For deploying development builds to kubernetes, you need to do four different actions:

  1. Build a docker image which contains the new ozone build
  2. Publish the docker image to a docker registry
  3. Replace the image reference to your newly built image in the kubernetes resource files (eg. use youruser/ozone:0.5.0-SNAPSHOT image instead of apache/ozone/0.5 in the k8s files)
  4. (Deploy the kubernetes resources files.)

All the 1-3 steps are handled by the maven build!

Step (1) can be done by the maven build, if docker-build profile is activated.

Step (2) can be done by the maven build, if docker-push profile is activated.

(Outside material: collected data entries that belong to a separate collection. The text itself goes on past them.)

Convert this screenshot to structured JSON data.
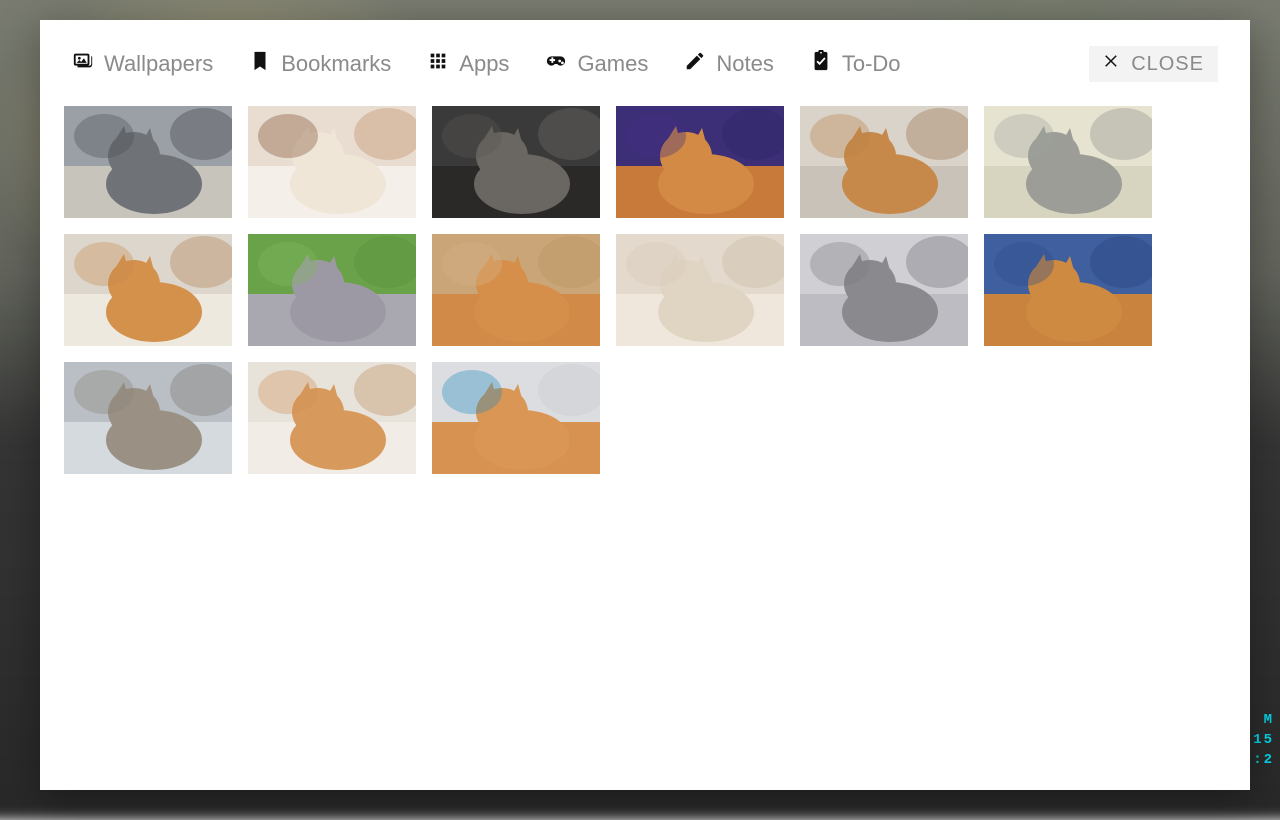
{
  "tabs": {
    "wallpapers": "Wallpapers",
    "bookmarks": "Bookmarks",
    "apps": "Apps",
    "games": "Games",
    "notes": "Notes",
    "todo": "To-Do"
  },
  "close_label": "CLOSE",
  "clock_fragments": [
    "M",
    "15",
    ":2"
  ],
  "wallpapers": [
    {
      "name": "cat-grey-street",
      "palette": [
        "#9aa0a6",
        "#4b4e52",
        "#c7c4bc",
        "#2f3033"
      ],
      "subject": "#6f7378"
    },
    {
      "name": "cat-orange-white",
      "palette": [
        "#e9ddd2",
        "#7c4a2a",
        "#f4efe9",
        "#b97c4a"
      ],
      "subject": "#f0e6d8"
    },
    {
      "name": "cat-dark-grey-face",
      "palette": [
        "#3b3a3a",
        "#5a5856",
        "#2a2928",
        "#7d7a76"
      ],
      "subject": "#6a6661"
    },
    {
      "name": "cat-orange-purple-bg",
      "palette": [
        "#3c2f78",
        "#432f84",
        "#c77a3a",
        "#2a2160"
      ],
      "subject": "#d28a44"
    },
    {
      "name": "cat-orange-leaning",
      "palette": [
        "#d9d3c9",
        "#b88145",
        "#c8c2b8",
        "#8b5e32"
      ],
      "subject": "#c6894a"
    },
    {
      "name": "cat-silver-lying",
      "palette": [
        "#e6e3d1",
        "#9fa09a",
        "#d7d4bf",
        "#7e7f7a"
      ],
      "subject": "#9c9d97"
    },
    {
      "name": "cat-orange-yawning",
      "palette": [
        "#dcd6cc",
        "#c98a4a",
        "#eee9df",
        "#a96e38"
      ],
      "subject": "#d3914c"
    },
    {
      "name": "cat-grey-grass",
      "palette": [
        "#6aa24a",
        "#7fb95c",
        "#a9a7b0",
        "#4f8a34"
      ],
      "subject": "#9c99a5"
    },
    {
      "name": "cat-orange-wood-bg",
      "palette": [
        "#c9a578",
        "#d6b286",
        "#d28a48",
        "#b78f5e"
      ],
      "subject": "#d58f4a"
    },
    {
      "name": "cat-cream-closeup",
      "palette": [
        "#e3d9cc",
        "#d7c9b7",
        "#efe7db",
        "#c3b39d"
      ],
      "subject": "#e0d4c3"
    },
    {
      "name": "cat-grey-blanket",
      "palette": [
        "#cfcfd4",
        "#7c7b80",
        "#bdbcc2",
        "#5f5e63"
      ],
      "subject": "#8a898e"
    },
    {
      "name": "cat-orange-blue-bg",
      "palette": [
        "#3f5f9e",
        "#2e4d8a",
        "#c9833f",
        "#1f3b73"
      ],
      "subject": "#cf8a42"
    },
    {
      "name": "cat-grey-orange-eyes",
      "palette": [
        "#b9bfc4",
        "#8a8377",
        "#d5dade",
        "#6d675c"
      ],
      "subject": "#9a9184"
    },
    {
      "name": "cat-held-towel",
      "palette": [
        "#e7e2da",
        "#d19055",
        "#f1ede6",
        "#b77a42"
      ],
      "subject": "#d79a5c"
    },
    {
      "name": "cat-orange-box",
      "palette": [
        "#dcdde0",
        "#1f8abf",
        "#d79150",
        "#c5c7ca"
      ],
      "subject": "#da9654"
    }
  ]
}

Step (3) is also handled by maven build, but you can customize the image name with -Ddocker.image=yourname/ozone:tag maven property

The kubernetes/examples folder contains different set of cluster deployments (minimal, performance test centric, full, etc.) All the configurations are generated based on the files in kubernetes/definitions. You can adjust any of the examples with using the flekszible tool. (eg. use specific data directories, deploy to different namespace, etc.)

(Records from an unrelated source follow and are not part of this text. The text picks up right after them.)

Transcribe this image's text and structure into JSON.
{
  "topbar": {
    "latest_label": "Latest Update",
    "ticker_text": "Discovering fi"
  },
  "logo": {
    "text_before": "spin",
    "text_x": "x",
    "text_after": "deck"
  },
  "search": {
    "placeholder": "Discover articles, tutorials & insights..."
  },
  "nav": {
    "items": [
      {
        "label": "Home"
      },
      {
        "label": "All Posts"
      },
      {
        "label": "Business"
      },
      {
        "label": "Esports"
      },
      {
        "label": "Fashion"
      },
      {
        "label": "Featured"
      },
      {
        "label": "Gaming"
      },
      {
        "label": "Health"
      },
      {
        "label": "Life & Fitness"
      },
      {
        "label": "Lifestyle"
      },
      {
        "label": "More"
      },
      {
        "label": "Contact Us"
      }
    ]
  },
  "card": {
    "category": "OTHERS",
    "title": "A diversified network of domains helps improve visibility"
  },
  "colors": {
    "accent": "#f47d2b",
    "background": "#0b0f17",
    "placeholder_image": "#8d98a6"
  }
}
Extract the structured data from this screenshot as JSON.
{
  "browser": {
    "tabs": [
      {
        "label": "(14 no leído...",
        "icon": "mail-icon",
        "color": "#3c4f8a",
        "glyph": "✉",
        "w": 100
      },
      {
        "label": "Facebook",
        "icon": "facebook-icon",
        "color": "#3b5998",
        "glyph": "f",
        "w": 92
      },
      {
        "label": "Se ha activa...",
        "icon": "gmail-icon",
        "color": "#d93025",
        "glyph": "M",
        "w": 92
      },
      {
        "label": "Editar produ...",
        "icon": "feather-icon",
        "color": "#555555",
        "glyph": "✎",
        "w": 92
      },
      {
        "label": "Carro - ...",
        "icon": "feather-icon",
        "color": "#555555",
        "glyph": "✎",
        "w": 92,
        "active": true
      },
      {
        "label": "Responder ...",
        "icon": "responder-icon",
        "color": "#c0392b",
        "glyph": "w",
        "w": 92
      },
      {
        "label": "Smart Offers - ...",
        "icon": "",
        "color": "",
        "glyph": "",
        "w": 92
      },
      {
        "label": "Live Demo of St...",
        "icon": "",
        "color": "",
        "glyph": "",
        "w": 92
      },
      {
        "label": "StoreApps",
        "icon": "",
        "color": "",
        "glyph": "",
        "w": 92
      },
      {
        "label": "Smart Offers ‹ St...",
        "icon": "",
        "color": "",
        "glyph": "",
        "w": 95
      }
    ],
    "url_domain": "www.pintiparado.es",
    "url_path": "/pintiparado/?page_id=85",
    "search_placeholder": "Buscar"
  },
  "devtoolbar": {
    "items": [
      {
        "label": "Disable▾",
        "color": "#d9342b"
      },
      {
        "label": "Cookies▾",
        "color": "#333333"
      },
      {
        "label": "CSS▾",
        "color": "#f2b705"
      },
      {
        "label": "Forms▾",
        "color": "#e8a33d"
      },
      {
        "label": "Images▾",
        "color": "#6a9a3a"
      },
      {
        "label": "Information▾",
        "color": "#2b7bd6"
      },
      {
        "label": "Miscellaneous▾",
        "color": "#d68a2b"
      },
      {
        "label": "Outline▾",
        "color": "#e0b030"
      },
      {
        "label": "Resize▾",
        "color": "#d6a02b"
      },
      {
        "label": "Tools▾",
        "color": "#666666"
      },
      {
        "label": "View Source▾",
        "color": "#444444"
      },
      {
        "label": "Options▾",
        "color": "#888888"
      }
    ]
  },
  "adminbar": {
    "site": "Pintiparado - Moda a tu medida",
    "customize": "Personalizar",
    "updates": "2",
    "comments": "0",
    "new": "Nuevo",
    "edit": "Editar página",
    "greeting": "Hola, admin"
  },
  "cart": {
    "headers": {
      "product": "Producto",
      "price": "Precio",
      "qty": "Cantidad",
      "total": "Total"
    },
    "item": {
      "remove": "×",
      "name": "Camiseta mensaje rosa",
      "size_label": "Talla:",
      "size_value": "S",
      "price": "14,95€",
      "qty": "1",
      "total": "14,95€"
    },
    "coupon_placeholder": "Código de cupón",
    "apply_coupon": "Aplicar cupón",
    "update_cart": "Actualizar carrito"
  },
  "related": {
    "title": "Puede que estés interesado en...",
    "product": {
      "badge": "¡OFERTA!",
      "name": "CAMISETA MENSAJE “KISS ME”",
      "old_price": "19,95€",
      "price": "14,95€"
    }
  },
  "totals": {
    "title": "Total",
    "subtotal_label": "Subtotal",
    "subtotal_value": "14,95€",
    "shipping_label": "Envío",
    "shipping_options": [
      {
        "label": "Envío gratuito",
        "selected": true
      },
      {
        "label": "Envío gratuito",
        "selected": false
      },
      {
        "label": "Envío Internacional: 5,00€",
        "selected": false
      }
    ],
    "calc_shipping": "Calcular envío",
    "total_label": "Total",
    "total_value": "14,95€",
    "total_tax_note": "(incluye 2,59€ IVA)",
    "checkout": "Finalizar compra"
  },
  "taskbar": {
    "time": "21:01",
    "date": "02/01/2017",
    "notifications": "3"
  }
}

Build ozone, build and publish docker image

The docker image creation and push is managed by maven profile:

mvn clean install -DskipTests=true -f pom.ozone.xml -P docker-build,docker-push

Where

  • docker-build profile activate the docker image creation
  • docker-push profile activates a docker push

Deploy to kubernetes

Now you can deploy any of the example cluster to kubernetes:

cd hadoop-ozone/dist/target/ozone-*/kubernetes/examples/ozone
kubectl apply -f .

And you can check the results with

kubectl get pod

Using own registry/custom docker image name

By default the docker image (which is created by docker-build) is prefixed by the current user. The final docker image name will be $USER/ozone:$VERSION (for example knuth/ozone:0.5.0-SNAPSHOT). But you can use the -Ddocker.image maven variable to define your own image name (which may include your repository url).